Не знаю, как Андрей Арсеньевич Обнорцев относится к полиритмическим играм, но Andante он слушает с упоением, напевает мелодию и по-дирижерски водит при этом руками, весьма изящно. Обнорцев очень стар. Волосы и бородка его совсем поседели. Да и все, с кем я знаком не так-то уж давно, выглядят не только постаревшими, но даже чрезмерно, излишне старыми.
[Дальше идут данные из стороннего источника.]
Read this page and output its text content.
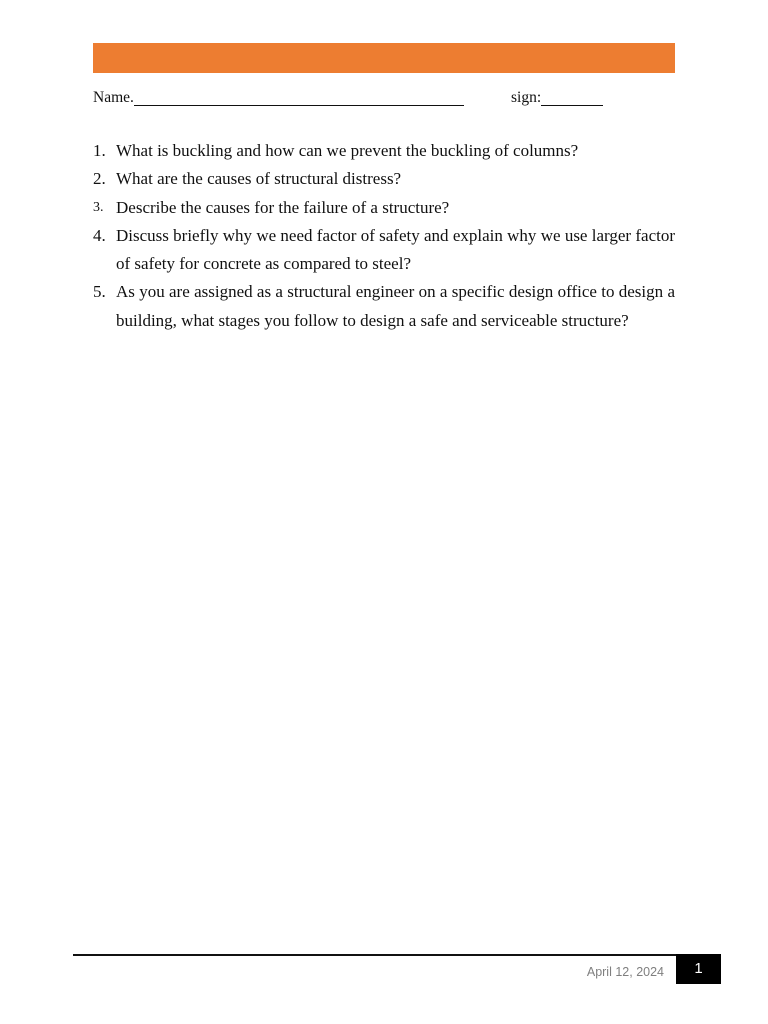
Name.	sign:
1. What is buckling and how can we prevent the buckling of columns?
2. What are the causes of structural distress?
3. Describe the causes for the failure of a structure?
4. Discuss briefly why we need factor of safety and explain why we use larger factor of safety for concrete as compared to steel?
5. As you are assigned as a structural engineer on a specific design office to design a building, what stages you follow to design a safe and serviceable structure?
April 12, 2024	1
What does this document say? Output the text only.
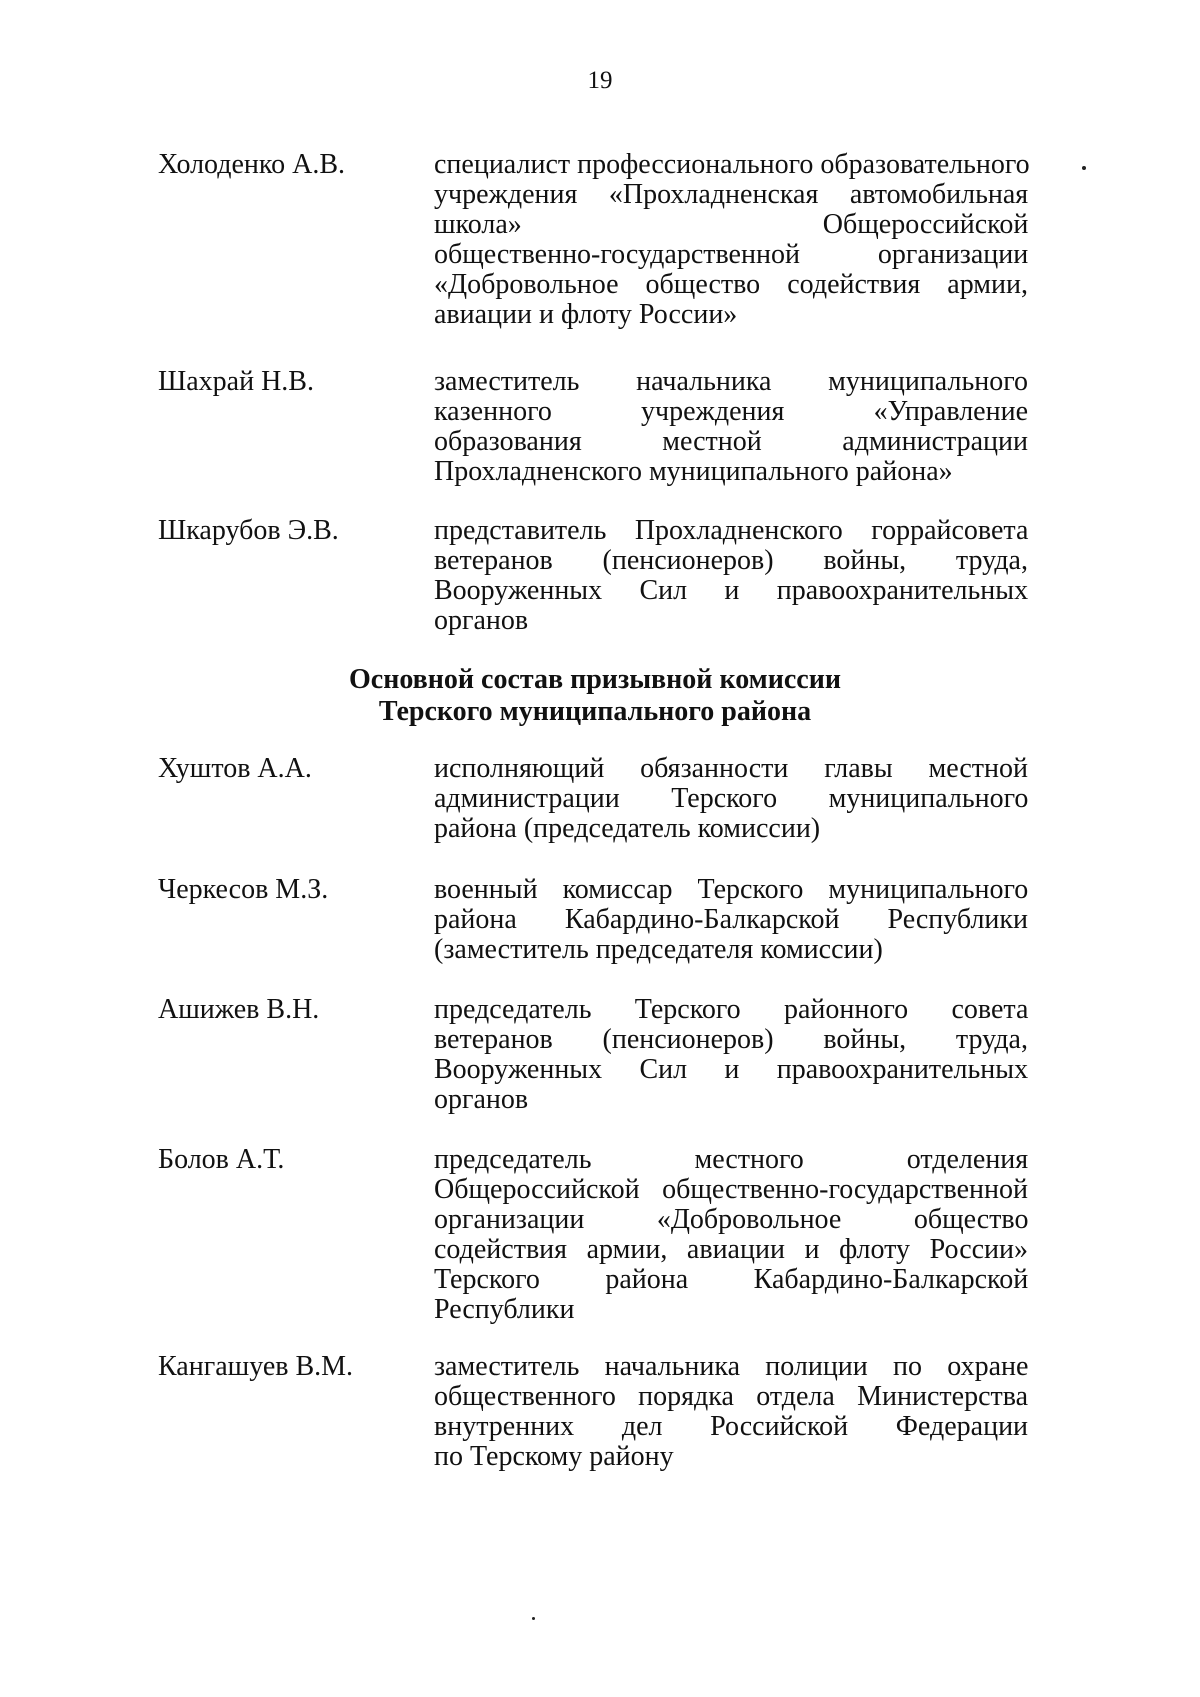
19
Холоденко А.В.	специалист профессионального образовательного
учреждения «Прохладненская автомобильная
школа» Общероссийской
общественно-государственной организации
«Добровольное общество содействия армии,
авиации и флоту России»
Шахрай Н.В.	заместитель начальника муниципального
казенного учреждения «Управление
образования местной администрации
Прохладненского муниципального района»
Шкарубов Э.В.	представитель Прохладненского горрайсовета
ветеранов (пенсионеров) войны, труда,
Вооруженных Сил и правоохранительных
органов
Основной состав призывной комиссии
Терского муниципального района
Хуштов А.А.	исполняющий обязанности главы местной
администрации Терского муниципального
района (председатель комиссии)
Черкесов М.З.	военный комиссар Терского муниципального
района Кабардино-Балкарской Республики
(заместитель председателя комиссии)
Ашижев В.Н.	председатель Терского районного совета
ветеранов (пенсионеров) войны, труда,
Вооруженных Сил и правоохранительных
органов
Болов А.Т.	председатель местного отделения
Общероссийской общественно-государственной
организации «Добровольное общество
содействия армии, авиации и флоту России»
Терского района Кабардино-Балкарской
Республики
Кангашуев В.М.	заместитель начальника полиции по охране
общественного порядка отдела Министерства
внутренних дел Российской Федерации
по Терскому району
— Тари-ра-рира та-ра-ра, тари-ра-рира та-ра-та… — напевает Обнорцев тему Andante. — Каким бесконечным покоем веет от этой божественной музыки… Музыка, музыка! Когда-то я дня не мог прожить без того, чтобы не послушать Баха, Брамса, Шопена, Чайковского, Малера!.. У меня была превосходная фонотека. С юности, по совету своего незабвенного учителя, я устраивал себе ежедневный Час Искусства. Я включал проигрыватель, смотрел альбомы с репродукциями, читал стихи, я и сам сочинял немного, рисовал… Итальянское Кватроченто… Барокко!.. Импрессионисты! «Под мостом Мирабо тихо Сена течет и уносит нашу любовь…» Ах, как это изумительно!..
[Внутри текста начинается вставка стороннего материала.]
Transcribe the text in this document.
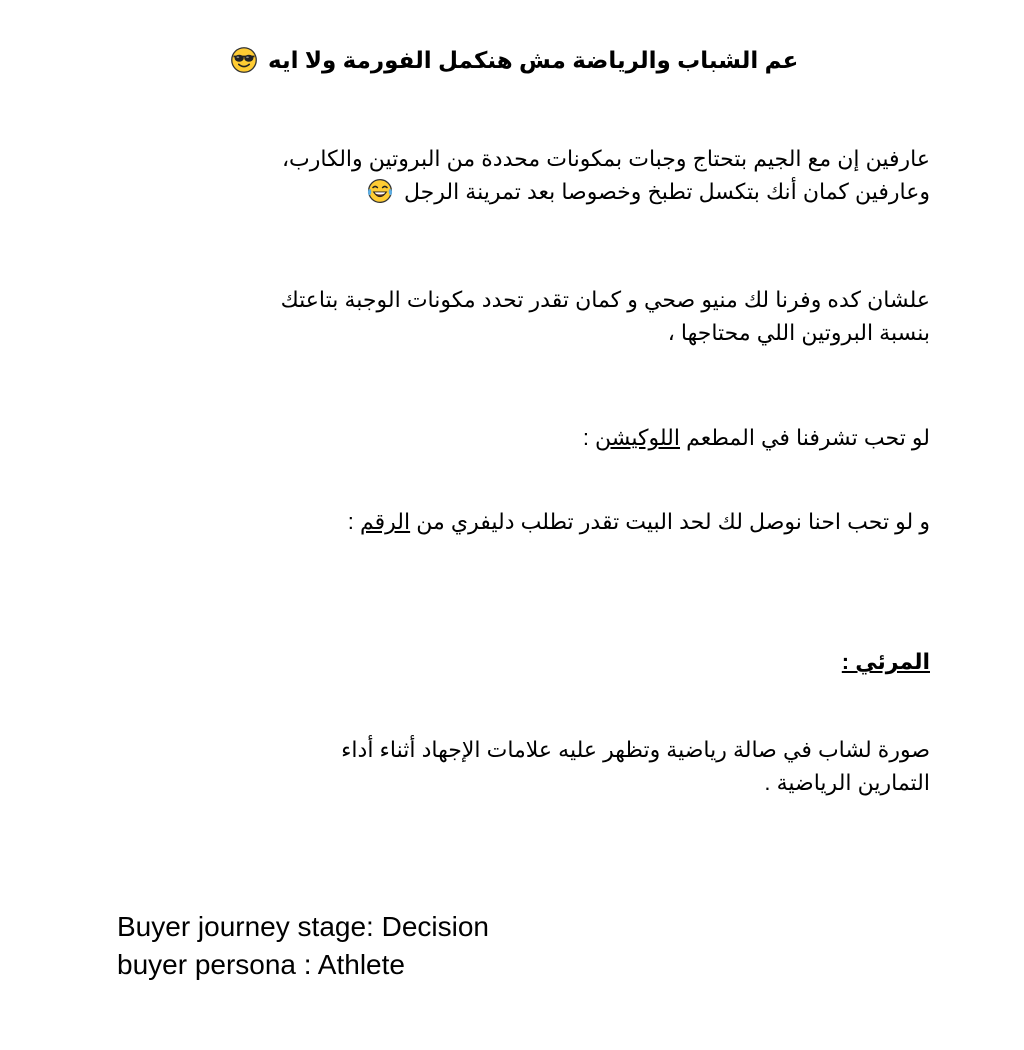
عم الشباب والرياضة مش هنكمل الفورمة ولا ايه
عارفين إن مع الجيم بتحتاج وجبات بمكونات محددة من البروتين والكارب،
وعارفين كمان أنك بتكسل تطبخ وخصوصا بعد تمرينة الرجل
علشان كده وفرنا لك منيو صحي و كمان تقدر تحدد مكونات الوجبة بتاعتك
بنسبة البروتين اللي محتاجها ،
لو تحب تشرفنا في المطعم اللوكيشن :
و لو تحب احنا نوصل لك لحد البيت تقدر تطلب دليفري من الرقم :
المرئي :
صورة لشاب في صالة رياضية وتظهر عليه علامات الإجهاد أثناء أداء
التمارين الرياضية .
Buyer journey stage: Decision
buyer persona : Athlete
Райтлефт — старый, высокий, но тем не менее хорошо сохранивший свой акцент, — с удовольствием подхватывает:
— О, Paris! Beautiful… Я провел Сорбон три года… Все три года я ходил ту Лувр. Моя девушка, она училась живопись, она жила Монмартр, you see? — она — как это? — изменяла мне с один шансонье! — Это чудесное воспоминание заставляет Райтлефта весело смеяться. — Кто был Пари, кто был Булонь, Лувр, — не надо объяснять, как это там бывает!
И он продолжает смеяться, что вызывает раздражение у Рихтмана — тоже весьма и весьма уже немолодого:
— Я не был в Париже, сотрудник Райтлефт, — резко говорит он. — И эта ваша фонотека, дорогой сотрудник Обнорцев, — это для меня, простите, неизвестно что такое!
— О, вы не был в Пари! — сокрушается Райтлефт. — Очень, очень жалко! А вы, сотрудник Обнорцев, вы?..
— В Париже? О нет!..
— А кто? Я хочу немного вспомнить вместе. Сотрудник Проеб… Проеб…
— Проберидзе, — подсказывает пожилой грузин с седыми пышными усами.
— Простите, Проу-ебридзе, вы?..
— Что вы говорите?! — мгновенно вспыхивает тот. — Какой Париж? Почему Париж? Провокация какая-то, честное слово!
Все замолкают. Слышны Andante, шаги, далекий шум мотора на стройке. По настилу проходят двое, неся носилки. Они исчезают в одной из ячеек и скоро выходят из нее. На носилках умерший, прикрытый рогожей. А в ячейку, быстро оглянувшись, сразу же влезает парочка, мужчина и женщина. У них любовь, и они спешат воспользоваться этим редким случаем — пообниматься в пустой ячейке.
— Удивительно! — вдруг решает продолжить Рихтман. — Мы все в одном положении, все у нас одинаково. Мы трудимся, пьем, едим, восстанавливаем силы и снова трудимся — ты, я, они… В одном! Это — огромно! Зачем вам эти воспоминания? О том, что было с каждым из вас когда-то… когда не было Дома Быта! Зачем вам теперь, сотрудник Обнорцев, эта ваша фонотека, а вам, сотрудник Райтлефт, Париж? Не было этого!